CAIRO – The Arab Spring, which began with an exuberant burst in Tunisia and Egypt and swept up protesters from North Africa to the Persian Gulf, is running into a brutal counter-revolution by hard-line regimes:

Syria was the latest country to respond to demands for political reform with a lethal crackdown last week.

In Libya, Moammar Gadhafi’s regime is still using deadly force to hold on to power despite a weeklong U.S.-led military campaign.

In Bahrain, a minority-led government invited its Arab neighbors to join a violent crackdown on demonstrators that has inflamed sectarian tensions.

In Yemen, talks over replacing a U.S.-backed dictator who has pledged to resign stalled over the weekend, with the regime warning that chaos would ensue if he leaves.

The Arab counter-revolution is in full swing, as entrenched regimes fight harder to survive and young, would-be revolutionaries struggle to maintain their momentum in the face of ever-more violent government reprisals.

“After the initial optimism of the Tunisian and Egyptian revolutions, we’ve seen a shift in the opposite direction, where protest movements are losing direction while regimes grow more confident that they can stay in power if they resort to excessive force,” said Shadi Hamid, a Middle East expert with the Brookings Institution.

“They’re willing to kill their own people if their survival demands it. The lesson they learned from Egypt and Tunisia was, if you give too much to opponents too quickly, you’re pretty much done,” he said.

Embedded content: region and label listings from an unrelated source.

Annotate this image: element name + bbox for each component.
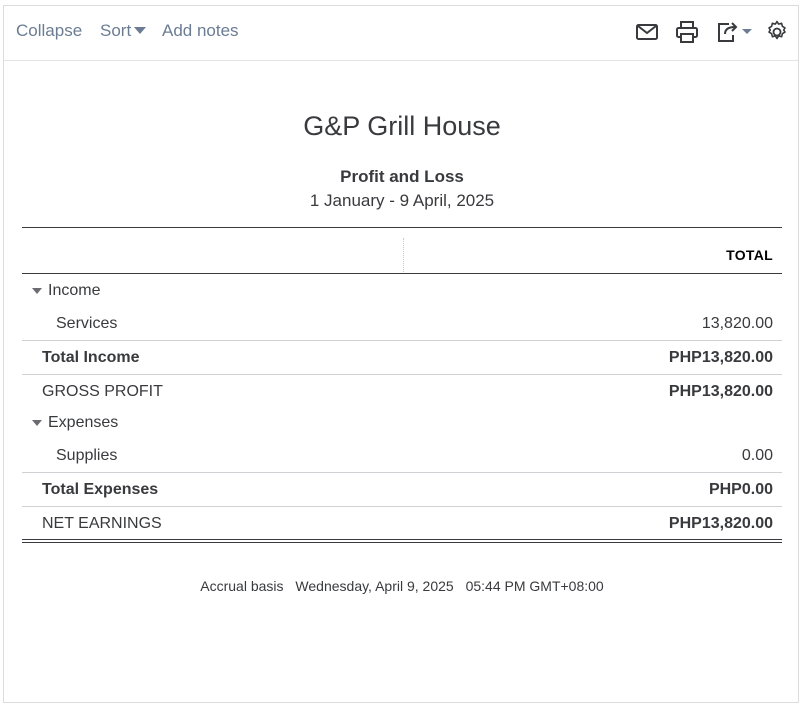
services-label: Services [56,315,118,332]
collapse-link[interactable]: Collapse [16,21,82,41]
report-footer: Accrual basis Wednesday, April 9, 2025 0… [22,578,782,594]
sort-dropdown[interactable]: Sort [100,21,147,41]
report-title[interactable]: Profit and Loss [22,167,782,187]
report-panel: Collapse Sort Add notes G&P Grill House … [3,5,799,703]
company-name[interactable]: G&P Grill House [22,110,782,142]
table-row-supplies: Supplies 0.00 [22,439,782,472]
add-notes-link[interactable]: Add notes [162,21,239,41]
net-earnings-amount[interactable]: PHP13,820.00 [669,507,773,540]
table-row-total-expenses: Total Expenses PHP0.00 [22,472,782,506]
net-earnings-label: NET EARNINGS [42,515,162,532]
table-row-net-earnings: NET EARNINGS PHP13,820.00 [22,506,782,540]
chevron-down-icon [134,27,147,35]
table-top-rule [22,227,782,228]
report-date-range[interactable]: 1 January - 9 April, 2025 [22,191,782,211]
print-icon[interactable] [675,20,699,44]
export-icon[interactable] [715,20,755,44]
footer-time: 05:44 PM GMT+08:00 [465,578,604,594]
total-income-label: Total Income [42,349,140,366]
table-row-gross-profit: GROSS PROFIT PHP13,820.00 [22,374,782,408]
row-label: Expenses [22,406,118,439]
total-income-amount[interactable]: PHP13,820.00 [669,341,773,374]
caret-down-icon[interactable] [32,419,42,426]
total-expenses-amount[interactable]: PHP0.00 [709,473,773,506]
expenses-label: Expenses [48,414,119,431]
table-row-expenses[interactable]: Expenses [22,406,782,439]
gross-profit-label: GROSS PROFIT [42,383,163,400]
total-expenses-label: Total Expenses [42,481,159,498]
report-toolbar: Collapse Sort Add notes [4,6,798,61]
supplies-label: Supplies [56,447,118,464]
settings-icon[interactable] [765,20,789,44]
table-row-income[interactable]: Income [22,274,782,307]
gross-profit-amount[interactable]: PHP13,820.00 [669,375,773,408]
supplies-amount[interactable]: 0.00 [742,439,773,472]
table-row-services: Services 13,820.00 [22,307,782,340]
income-label: Income [48,282,101,299]
column-header-total[interactable]: TOTAL [726,247,773,263]
email-icon[interactable] [635,20,659,44]
footer-date: Wednesday, April 9, 2025 [295,578,454,594]
footer-basis: Accrual basis [200,578,284,594]
column-resize-handle[interactable] [403,238,404,272]
sort-label: Sort [100,21,132,40]
row-label: Income [22,274,100,307]
services-amount[interactable]: 13,820.00 [702,307,773,340]
table-row-total-income: Total Income PHP13,820.00 [22,340,782,374]
double-underline [22,539,782,543]
caret-down-icon[interactable] [32,287,42,294]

By some measures, the revolts already have been wildly successful, with dramatic shifts in a region where political life had stagnated for decades. Of the Arab League’s 22 member states, only the tiny island of Comoros is truly unaffected by the rebellions. Nearly all the others are facing some internal strife, from the modest list of demands submitted by the opposition in Mauritania to bloody, all-out war in Libya.

Most countries are somewhere in between, facing sporadic protests that occasionally lead to violence and arrests.

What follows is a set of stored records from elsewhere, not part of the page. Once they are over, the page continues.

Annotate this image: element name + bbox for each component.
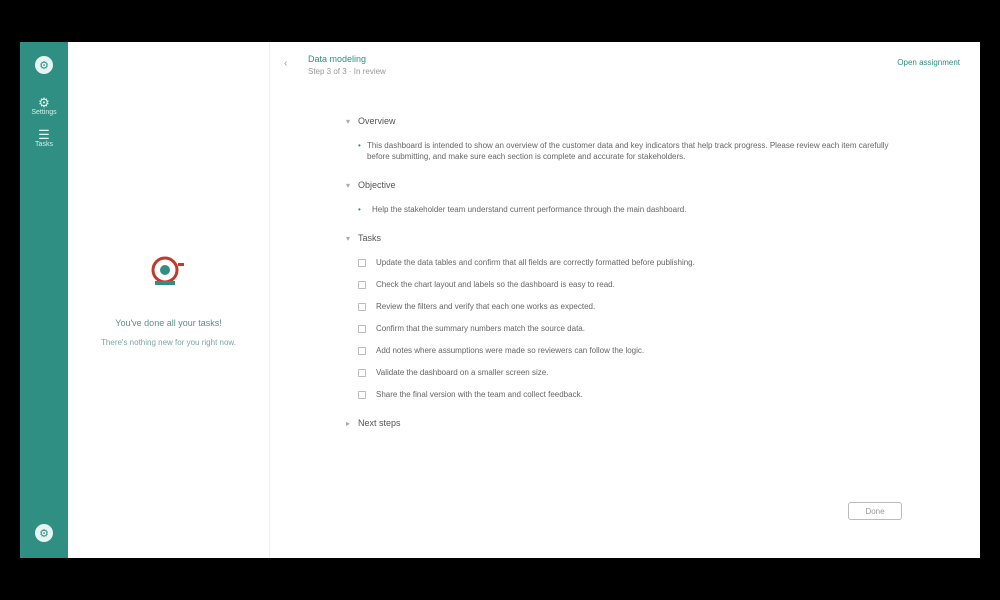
account-icon[interactable]: ⚙ <box>35 524 53 542</box>
section-objective: ▾ Objective • Help the stakeholder team … <box>346 180 906 215</box>
paragraph: Help the stakeholder team understand cur… <box>372 205 687 214</box>
chevron-right-icon: ▸ <box>346 418 351 428</box>
section-header[interactable]: ▾ Objective <box>346 180 906 190</box>
task-text: Add notes where assumptions were made so… <box>376 346 645 355</box>
objective-text: • Help the stakeholder team understand c… <box>358 204 906 215</box>
back-icon[interactable]: ‹ <box>284 58 308 69</box>
done-button[interactable]: Done <box>848 502 902 520</box>
task-list-panel: You've done all your tasks! There's noth… <box>68 42 270 558</box>
section-label: Tasks <box>358 233 382 243</box>
rail-item-label: Tasks <box>35 141 53 148</box>
chevron-down-icon: ▾ <box>346 180 351 190</box>
section-label: Overview <box>358 116 396 126</box>
bottom-letterbox <box>0 558 1000 600</box>
empty-state-subtitle: There's nothing new for you right now. <box>101 337 236 347</box>
chevron-down-icon: ▾ <box>346 233 351 243</box>
top-letterbox <box>0 0 1000 42</box>
task-checkbox[interactable] <box>358 303 366 311</box>
task-checkbox[interactable] <box>358 259 366 267</box>
task-item[interactable]: Share the final version with the team an… <box>358 389 906 400</box>
task-text: Review the filters and verify that each … <box>376 302 596 311</box>
task-item[interactable]: Validate the dashboard on a smaller scre… <box>358 367 906 378</box>
task-text: Validate the dashboard on a smaller scre… <box>376 368 549 377</box>
section-overview: ▾ Overview • This dashboard is intended … <box>346 116 906 162</box>
task-text: Confirm that the summary numbers match t… <box>376 324 585 333</box>
empty-state-illustration <box>147 253 191 295</box>
task-text: Update the data tables and confirm that … <box>376 258 695 267</box>
bullet-icon: • <box>358 141 361 150</box>
task-checkbox[interactable] <box>358 347 366 355</box>
logo-icon[interactable]: ⚙ <box>35 56 53 74</box>
rail-item-settings[interactable]: ⚙ Settings <box>31 96 56 116</box>
settings-icon: ⚙ <box>38 95 50 110</box>
rail-item-label: Settings <box>31 109 57 116</box>
page-title: Data modeling <box>308 54 367 64</box>
task-item[interactable]: Check the chart layout and labels so the… <box>358 279 906 290</box>
empty-state-title: You've done all your tasks! <box>115 317 222 328</box>
section-tasks: ▾ Tasks Update the data tables and confi… <box>346 233 906 400</box>
task-checkbox[interactable] <box>358 391 366 399</box>
paragraph: This dashboard is intended to show an ov… <box>366 141 889 161</box>
task-item[interactable]: Review the filters and verify that each … <box>358 301 906 312</box>
task-item[interactable]: Update the data tables and confirm that … <box>358 257 906 268</box>
nav-rail: ⚙ ⚙ Settings ☰ Tasks ⚙ <box>20 42 68 558</box>
rail-item-tasks[interactable]: ☰ Tasks <box>35 128 53 148</box>
task-text: Check the chart layout and labels so the… <box>376 280 615 289</box>
header-titles: Data modeling Step 3 of 3 · In review <box>308 54 386 76</box>
task-checkbox[interactable] <box>358 281 366 289</box>
task-text: Share the final version with the team an… <box>376 390 583 399</box>
tasks-icon: ☰ <box>38 127 50 142</box>
task-checkbox[interactable] <box>358 369 366 377</box>
section-header[interactable]: ▸ Next steps <box>346 418 906 428</box>
section-header[interactable]: ▾ Tasks <box>346 233 906 243</box>
app-window: ⚙ ⚙ Settings ☰ Tasks ⚙ You've done all y… <box>20 42 980 558</box>
open-assignment-link[interactable]: Open assignment <box>897 58 960 67</box>
overview-text: • This dashboard is intended to show an … <box>358 140 906 162</box>
task-checkbox[interactable] <box>358 325 366 333</box>
detail-header: ‹ Data modeling Step 3 of 3 · In review … <box>284 54 960 76</box>
section-label: Objective <box>358 180 396 190</box>
task-item[interactable]: Confirm that the summary numbers match t… <box>358 323 906 334</box>
page-subtitle: Step 3 of 3 · In review <box>308 67 386 76</box>
bullet-icon: • <box>358 205 361 214</box>
section-label: Next steps <box>358 418 401 428</box>
section-header[interactable]: ▾ Overview <box>346 116 906 126</box>
task-detail: ‹ Data modeling Step 3 of 3 · In review … <box>270 42 980 558</box>
detail-content: ▾ Overview • This dashboard is intended … <box>346 116 906 428</box>
task-item[interactable]: Add notes where assumptions were made so… <box>358 345 906 356</box>
chevron-down-icon: ▾ <box>346 116 351 126</box>
section-next-steps: ▸ Next steps <box>346 418 906 428</box>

“The genie finally came out of the bottle after many years of sleep,” said Abdulkader al Guneid, 61, a Yemeni physician and pro-reform activist. “Every country has its own conditions and circumstances, but it’s an all-new era for the Arab world. Now the people are revolting and speaking out loud, criticizing their governments and standing up to corruption and dictatorship.”

The new spirit has been too much for some dictators to handle.

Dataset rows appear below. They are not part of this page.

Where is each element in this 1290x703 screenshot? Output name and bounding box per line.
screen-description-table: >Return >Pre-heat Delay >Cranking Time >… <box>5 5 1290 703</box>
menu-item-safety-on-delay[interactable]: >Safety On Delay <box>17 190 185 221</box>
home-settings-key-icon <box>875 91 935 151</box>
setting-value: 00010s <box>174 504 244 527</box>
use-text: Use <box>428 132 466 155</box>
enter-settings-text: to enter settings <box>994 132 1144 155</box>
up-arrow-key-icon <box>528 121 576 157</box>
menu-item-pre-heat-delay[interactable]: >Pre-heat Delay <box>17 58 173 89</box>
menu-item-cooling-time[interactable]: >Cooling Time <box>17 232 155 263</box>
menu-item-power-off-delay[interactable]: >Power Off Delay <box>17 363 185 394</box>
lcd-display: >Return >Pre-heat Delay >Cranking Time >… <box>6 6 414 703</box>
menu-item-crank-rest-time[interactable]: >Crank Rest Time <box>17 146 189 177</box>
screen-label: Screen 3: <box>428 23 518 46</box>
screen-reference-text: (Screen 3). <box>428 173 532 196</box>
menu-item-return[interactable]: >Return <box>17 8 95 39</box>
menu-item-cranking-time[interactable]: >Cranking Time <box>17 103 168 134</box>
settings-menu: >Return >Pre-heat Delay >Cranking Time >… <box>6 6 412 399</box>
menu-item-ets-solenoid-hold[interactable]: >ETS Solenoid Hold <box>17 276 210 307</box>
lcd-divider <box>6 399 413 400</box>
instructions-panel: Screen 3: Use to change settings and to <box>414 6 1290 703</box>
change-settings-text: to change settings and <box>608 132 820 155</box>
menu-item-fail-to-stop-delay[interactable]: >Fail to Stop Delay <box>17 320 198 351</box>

For now, the worst-case scenario is Libya, where rebels who once vowed “Victory or death!” had to be bailed out by Western forces and only now are taking advantage of coalition airstrikes to regain territory they had lost to Gadhafi’s forces.

Across the region, the complexities of the uprising go beyond common calls for elected leaders, jobs and effective governance. In many countries, the clamor for political and economic reforms is tied to long-standing internal conflicts that could seep into the rest of the region if left unchecked. Sectarian strife, Islamic militancy, tribalism and poverty are all potential spoilers to democratic progress.

Ripple effects also have affected the Arab states’ neighbors:

The Turks are fearful that Kurdish uprisings in Iraq and Syria will inflame their own disgruntled Kurdish minority.

The Iranians support Shiite Arab demands but send forces to crush pro-reform demonstrations at home.

And the Israelis are sounding alarms that hostile Islamist extremists will seize power in the upheaval.

The countries now past the street-protest phase face major challenges. Even newly “liberated” Tunisia and Egypt are struggling to fill leadership vacuums while under interim military rule.

In Tunisia, the small North African state where the overthrow of a 23-year dictator in January set off the regional unrest, few vestiges of Zine el Abidine Ben Ali’s regime have been dismantled. Many Tunisians say that allies of the former regime continue to exert control over the media and that former members of the hated special police have merely been reassigned to other government posts.

Protests against poor working conditions at state-owned businesses have continued, and last week security forces arrested several demonstrators in the first significant crackdown on free speech since the revolution.

“All of these are worrying signs,” said Rashid Khalidi, the Edward Said Professor of Modern Arab Studies at Columbia University. “But these revolutions, if they’re going to succeed, are going to face a lot more difficulties than they already have.”